A disturbing aspect of Deming's experiences with males as she describes them in A Humming Under My Feet is that the men who tried to pressure her into copulation (and too often succeeded) just assumed that if they wanted her, she must want them back, or at any rate be willing and available -- especially since she was a single woman traveling alone; this made her fair game.  They wouldn't take a direct "no" for an answer, and she had to be quite insistent that she wasn't available to them.  One notable swine, a Greek sailor whose roaming hands she had to fend off for hours, finally sneered at her, "So you don't like men?"
I believe in love, I told him.  I added that I was sorry if he'd misunderstood me.  He gave a contemptuous shrug and strode off [218].
Even if her "sexual identity" had been straight or bi, she might simply not have wanted him.  To say so might have been dangerous for her, of course: male pride is touchy, and is often defended with violence.  That too is one of the inequities feminism rejects: that women must always be careful of men's feelings, though men needn't reciprocate. 

This refusal to take "no" for an answer is not limited to straights, of course.  Many people figure that if you're the right sex for them, they're the right sex for you, and if your "sexual identity" confirms that, then you are not allowed to turn them down.  They're allowed to turn others down, of course, because that's different.

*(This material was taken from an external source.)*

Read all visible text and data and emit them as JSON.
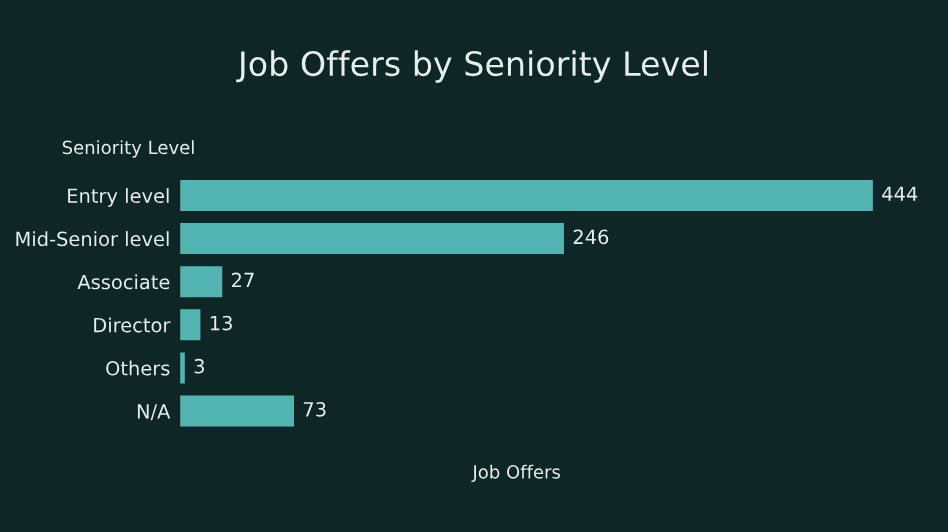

These issues are really prior to questions of identities and labels.  There's no real need to explain why you're turning down -- or, for that matter accepting -- someone's sexual overtures in terms of orientations or identities; simply saying "No, thanks" or "Yes, thanks" ought to be enough.  People with inadequate erotic manners won't be stopped by a mere identity: they'll be sure that they can be the exception to your orientation.

Identities aren't just individual phenomena, though, they're social, and ideally they help us to interact considerately with one another.    They're also used for solidarity and control, which has a downside too.  If someone asked me the same question that young lesbian asked Dan Savage, I think I'd turn it around: What would you say if another lesbian you knew asked you the same question?  Your answer to her would be my answer to you.